Saturday, January 7, 2012

Great News: That Annual Prostrate Exam May Not Be Necessary!

Best news this year! That annual prostrate exam may not be necessary! A new study has found prostrate screening does not reduce deaths.
There's new evidence that annual prostate cancer screening does not reduce deaths from the disease, even among men in their 50s and 60s and those with underlying health conditions, according to new research led by Washington University School of Medicine in St. Louis.

A longer follow-up of more than 76,000 men in a major U.S. study shows that six years of aggressive, annual screening for prostate cancer led to more diagnoses of tumors but not to fewer deaths from the disease.

The updated results of the Prostate, Lung, Cancer, Colorectal and Ovarian (PLCO) Cancer Screening Trial will be published online Jan. 6 in the Journal of the National Cancer Institute.

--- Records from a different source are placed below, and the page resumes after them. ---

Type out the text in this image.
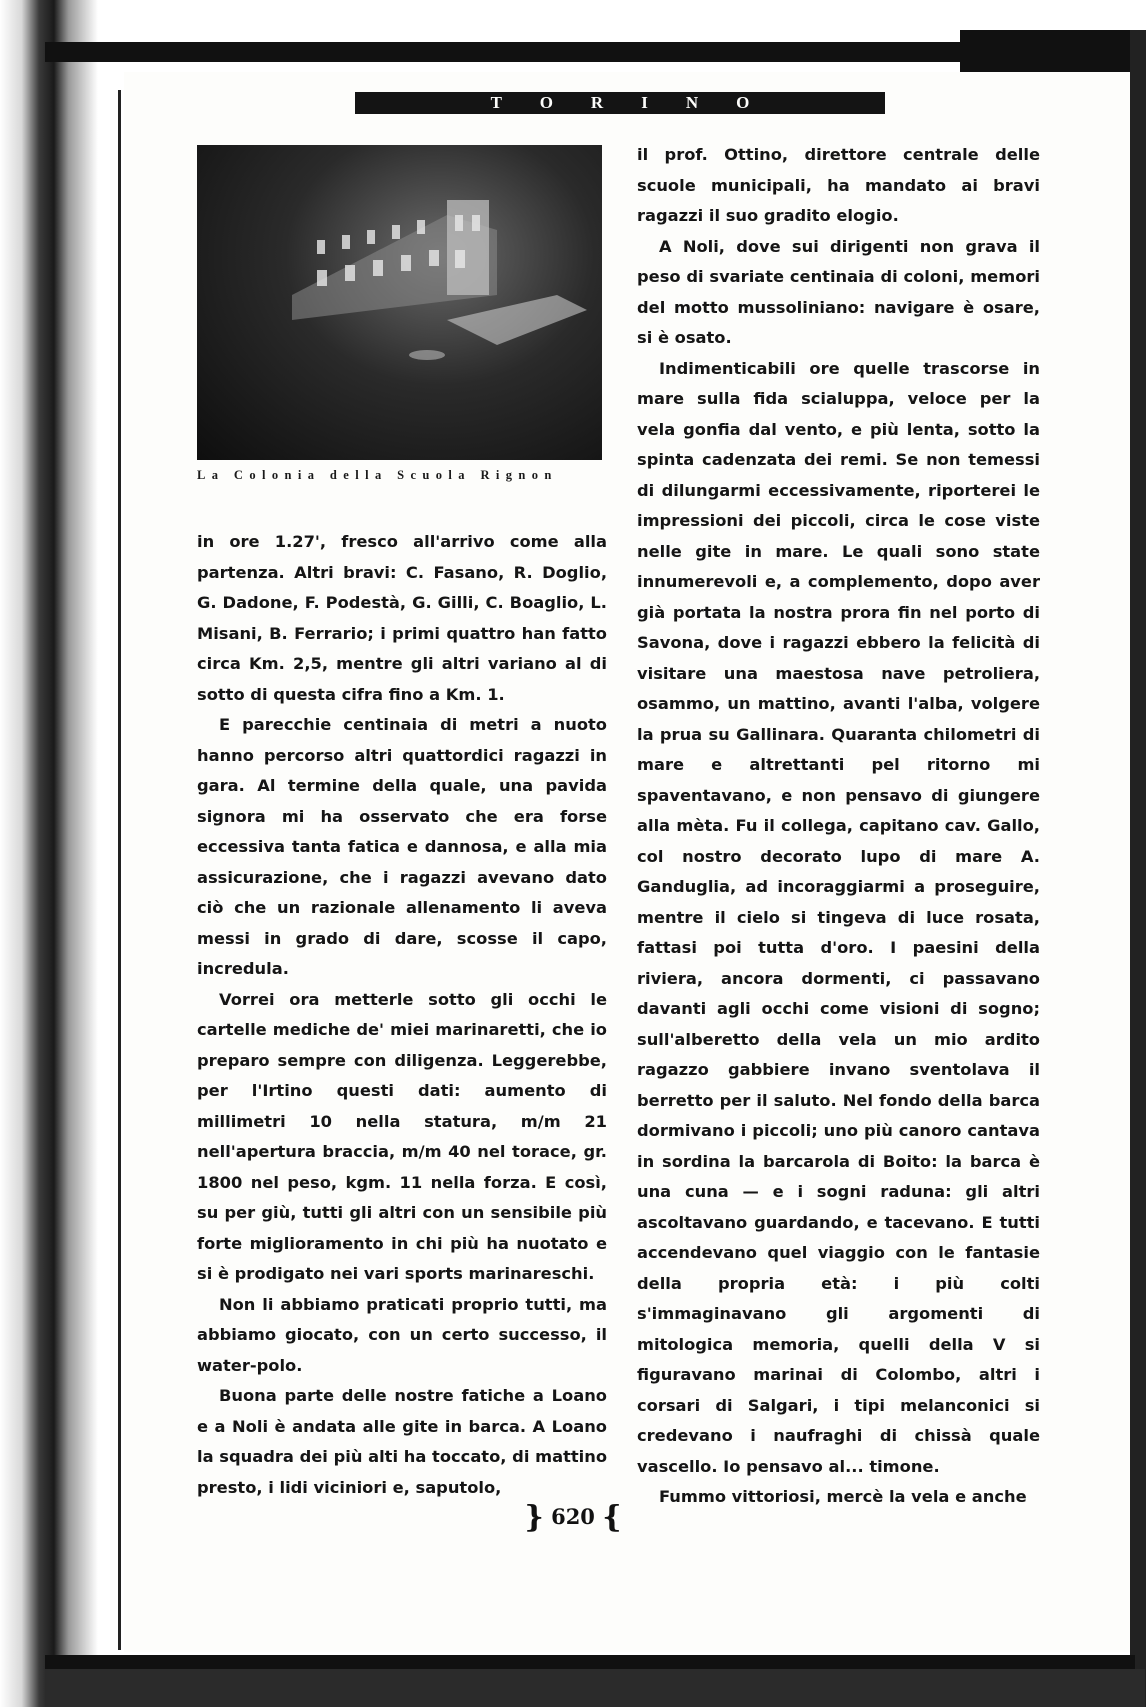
TORINO
La Colonia della Scuola Rignon

in ore 1.27', fresco all'arrivo come alla partenza. Altri bravi: C. Fasano, R. Doglio, G. Dadone, F. Podestà, G. Gilli, C. Boaglio, L. Misani, B. Ferrario; i primi quattro han fatto circa Km. 2,5, mentre gli altri variano al di sotto di questa cifra fino a Km. 1.

E parecchie centinaia di metri a nuoto hanno percorso altri quattordici ragazzi in gara. Al termine della quale, una pavida signora mi ha osservato che era forse eccessiva tanta fatica e dannosa, e alla mia assicurazione, che i ragazzi avevano dato ciò che un razionale allenamento li aveva messi in grado di dare, scosse il capo, incredula.

Vorrei ora metterle sotto gli occhi le cartelle mediche de' miei marinaretti, che io preparo sempre con diligenza. Leggerebbe, per l'Irtino questi dati: aumento di millimetri 10 nella statura, m/m 21 nell'apertura braccia, m/m 40 nel torace, gr. 1800 nel peso, kgm. 11 nella forza. E così, su per giù, tutti gli altri con un sensibile più forte miglioramento in chi più ha nuotato e si è prodigato nei vari sports marinareschi.

Non li abbiamo praticati proprio tutti, ma abbiamo giocato, con un certo successo, il water-polo.

Buona parte delle nostre fatiche a Loano e a Noli è andata alle gite in barca. A Loano la squadra dei più alti ha toccato, di mattino presto, i lidi viciniori e, saputolo,

il prof. Ottino, direttore centrale delle scuole municipali, ha mandato ai bravi ragazzi il suo gradito elogio.

A Noli, dove sui dirigenti non grava il peso di svariate centinaia di coloni, memori del motto mussoliniano: navigare è osare, si è osato.

Indimenticabili ore quelle trascorse in mare sulla fida scialuppa, veloce per la vela gonfia dal vento, e più lenta, sotto la spinta cadenzata dei remi. Se non temessi di dilungarmi eccessivamente, riporterei le impressioni dei piccoli, circa le cose viste nelle gite in mare. Le quali sono state innumerevoli e, a complemento, dopo aver già portata la nostra prora fin nel porto di Savona, dove i ragazzi ebbero la felicità di visitare una maestosa nave petroliera, osammo, un mattino, avanti l'alba, volgere la prua su Gallinara. Quaranta chilometri di mare e altrettanti pel ritorno mi spaventavano, e non pensavo di giungere alla mèta. Fu il collega, capitano cav. Gallo, col nostro decorato lupo di mare A. Ganduglia, ad incoraggiarmi a proseguire, mentre il cielo si tingeva di luce rosata, fattasi poi tutta d'oro. I paesini della riviera, ancora dormenti, ci passavano davanti agli occhi come visioni di sogno; sull'alberetto della vela un mio ardito ragazzo gabbiere invano sventolava il berretto per il saluto. Nel fondo della barca dormivano i piccoli; uno più canoro cantava in sordina la barcarola di Boito: la barca è una cuna — e i sogni raduna: gli altri ascoltavano guardando, e tacevano. E tutti accendevano quel viaggio con le fantasie della propria età: i più colti s'immaginavano gli argomenti di mitologica memoria, quelli della V si figuravano marinai di Colombo, altri i corsari di Salgari, i tipi melanconici si credevano i naufraghi di chissà quale vascello. Io pensavo al... timone.

Fummo vittoriosi, mercè la vela e anche

} 620 {
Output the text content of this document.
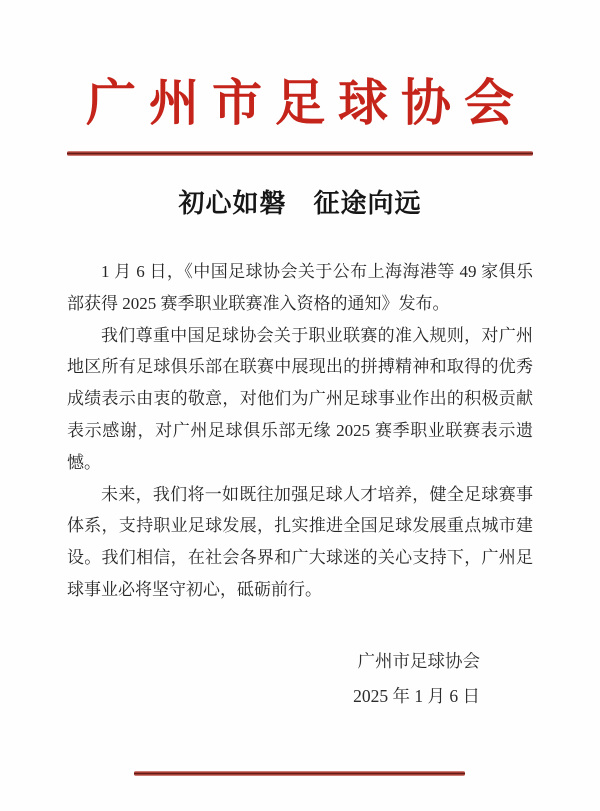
广州市足球协会
初心如磐　征途向远

1 月 6 日，《中国足球协会关于公布上海海港等 49 家俱乐部获得 2025 赛季职业联赛准入资格的通知》发布。

我们尊重中国足球协会关于职业联赛的准入规则，对广州地区所有足球俱乐部在联赛中展现出的拼搏精神和取得的优秀成绩表示由衷的敬意，对他们为广州足球事业作出的积极贡献表示感谢，对广州足球俱乐部无缘 2025 赛季职业联赛表示遗憾。

未来，我们将一如既往加强足球人才培养，健全足球赛事体系，支持职业足球发展，扎实推进全国足球发展重点城市建设。我们相信，在社会各界和广大球迷的关心支持下，广州足球事业必将坚守初心，砥砺前行。

广州市足球协会
2025 年 1 月 6 日
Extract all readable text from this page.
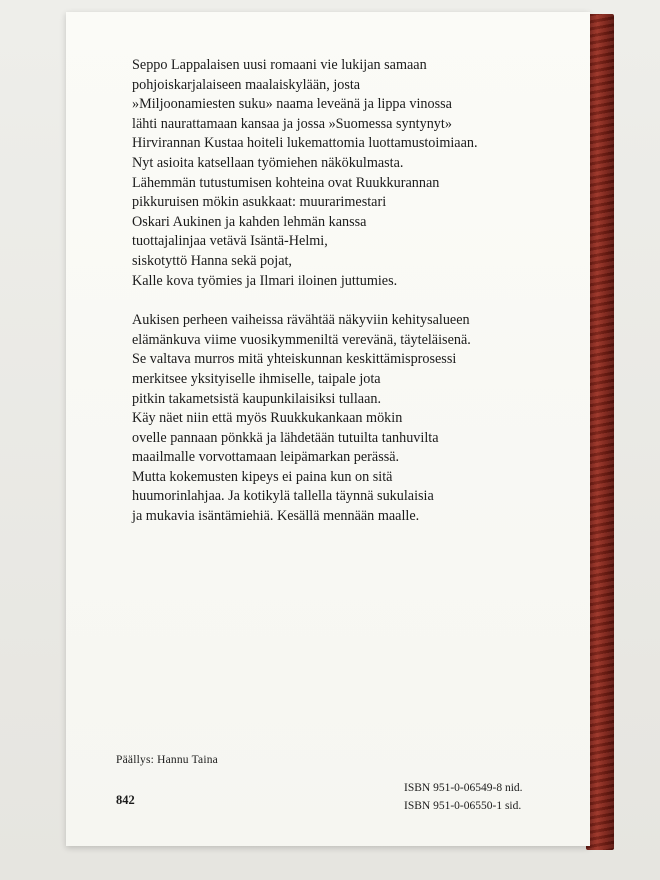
Seppo Lappalaisen uusi romaani vie lukijan samaan
pohjoiskarjalaiseen maalaiskylään, josta
»Miljoonamiesten suku» naama leveänä ja lippa vinossa
lähti naurattamaan kansaa ja jossa »Suomessa syntynyt»
Hirvirannan Kustaa hoiteli lukemattomia luottamustoimiaan.
Nyt asioita katsellaan työmiehen näkökulmasta.
Lähemmän tutustumisen kohteina ovat Ruukkurannan
pikkuruisen mökin asukkaat: muurarimestari
Oskari Aukinen ja kahden lehmän kanssa
tuottajalinjaa vetävä Isäntä-Helmi,
siskotyttö Hanna sekä pojat,
Kalle kova työmies ja Ilmari iloinen juttumies.

Aukisen perheen vaiheissa rävähtää näkyviin kehitysalueen
elämänkuva viime vuosikymmeniltä verevänä, täyteläisenä.
Se valtava murros mitä yhteiskunnan keskittämisprosessi
merkitsee yksityiselle ihmiselle, taipale jota
pitkin takametsistä kaupunkilaisiksi tullaan.
Käy näet niin että myös Ruukkukankaan mökin
ovelle pannaan pönkkä ja lähdetään tutuilta tanhuvilta
maailmalle vorvottamaan leipämarkan perässä.
Mutta kokemusten kipeys ei paina kun on sitä
huumorinlahjaa. Ja kotikylä tallella täynnä sukulaisia
ja mukavia isäntämiehiä. Kesällä mennään maalle.

Päällys: Hannu Taina
842
ISBN 951-0-06549-8 nid.
ISBN 951-0-06550-1 sid.
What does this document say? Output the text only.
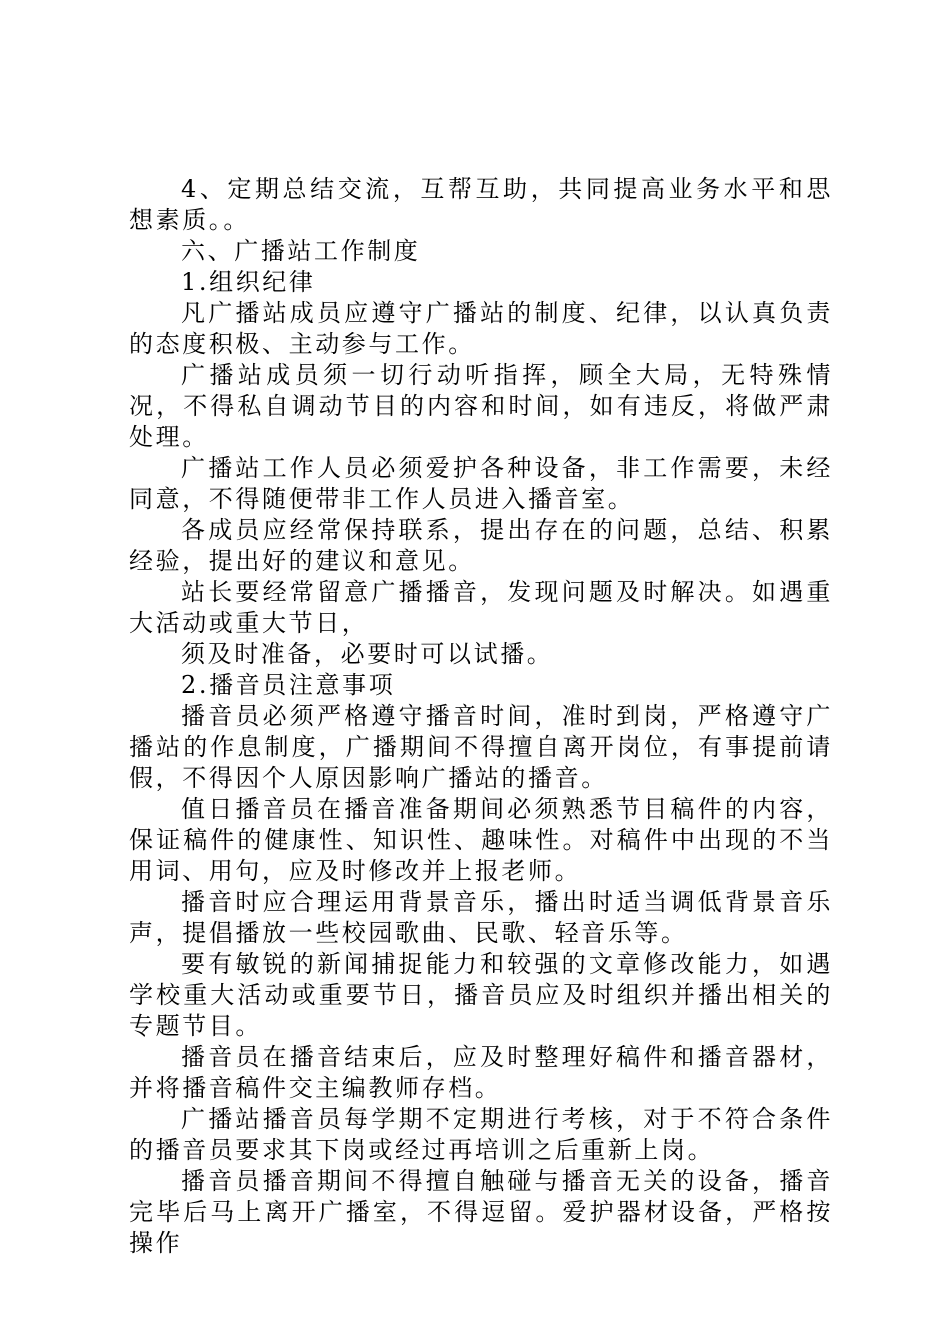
4、定期总结交流，互帮互助，共同提高业务水平和思想素质。。

六、广播站工作制度

1.组织纪律

凡广播站成员应遵守广播站的制度、纪律，以认真负责的态度积极、主动参与工作。

广播站成员须一切行动听指挥，顾全大局，无特殊情况，不得私自调动节目的内容和时间，如有违反，将做严肃处理。

广播站工作人员必须爱护各种设备，非工作需要，未经同意，不得随便带非工作人员进入播音室。

各成员应经常保持联系，提出存在的问题，总结、积累经验，提出好的建议和意见。

站长要经常留意广播播音，发现问题及时解决。如遇重大活动或重大节日，

须及时准备，必要时可以试播。

2.播音员注意事项

播音员必须严格遵守播音时间，准时到岗，严格遵守广播站的作息制度，广播期间不得擅自离开岗位，有事提前请假，不得因个人原因影响广播站的播音。

值日播音员在播音准备期间必须熟悉节目稿件的内容，保证稿件的健康性、知识性、趣味性。对稿件中出现的不当用词、用句，应及时修改并上报老师。

播音时应合理运用背景音乐，播出时适当调低背景音乐声，提倡播放一些校园歌曲、民歌、轻音乐等。

要有敏锐的新闻捕捉能力和较强的文章修改能力，如遇学校重大活动或重要节日，播音员应及时组织并播出相关的专题节目。

播音员在播音结束后，应及时整理好稿件和播音器材，并将播音稿件交主编教师存档。

广播站播音员每学期不定期进行考核，对于不符合条件的播音员要求其下岗或经过再培训之后重新上岗。

播音员播音期间不得擅自触碰与播音无关的设备，播音完毕后马上离开广播室，不得逗留。爱护器材设备，严格按操作
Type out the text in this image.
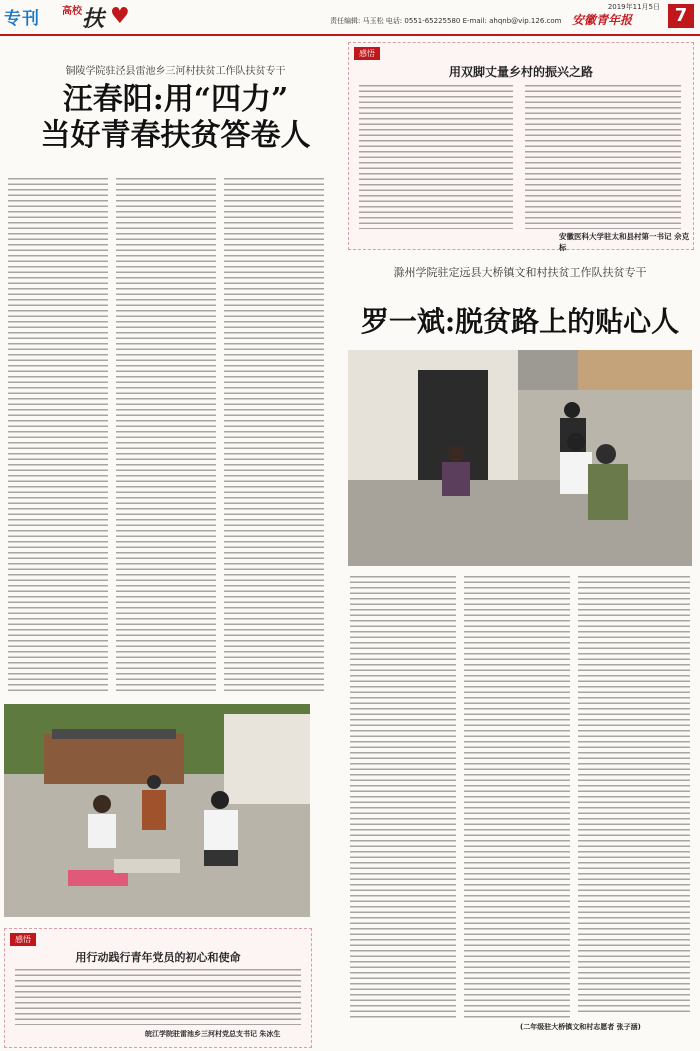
专刊 高校 扶 ♥	责任编辑: 马玉松 电话: 0551-65225580 E-mail: ahqnb@vip.126.com
2019年11月5日
安徽青年报	7
铜陵学院驻泾县雷池乡三河村扶贫工作队扶贫专干
汪春阳:用“四力”
当好青春扶贫答卷人
感悟
用双脚丈量乡村的振兴之路
安徽医科大学驻太和县村第一书记 佘克标
滁州学院驻定远县大桥镇文和村扶贫工作队扶贫专干
罗一斌:脱贫路上的贴心人
感悟
用行动践行青年党员的初心和使命
皖江学院驻雷池乡三河村党总支书记 朱冰生
(二年级驻大桥镇文和村志愿者 张子涵)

"The data confirm that for most men, it is not necessary to be screened annually for prostate cancer," says the study's lead author and principal investigator Gerald Andriole, MD, chief urologic surgeon at the Siteman Cancer Center at Barnes-Jewish Hospital and Washington University School of Medicine. "A large majority of the cancers we found are slow-growing tumors that are unlikely to be deadly."

The PLCO study involved men ages 55 to 74, who were randomly assigned to receive either annual PSA tests for six years and digital rectal exams for four years or "routine care," meaning they had the screening tests only if their physicians recommended them.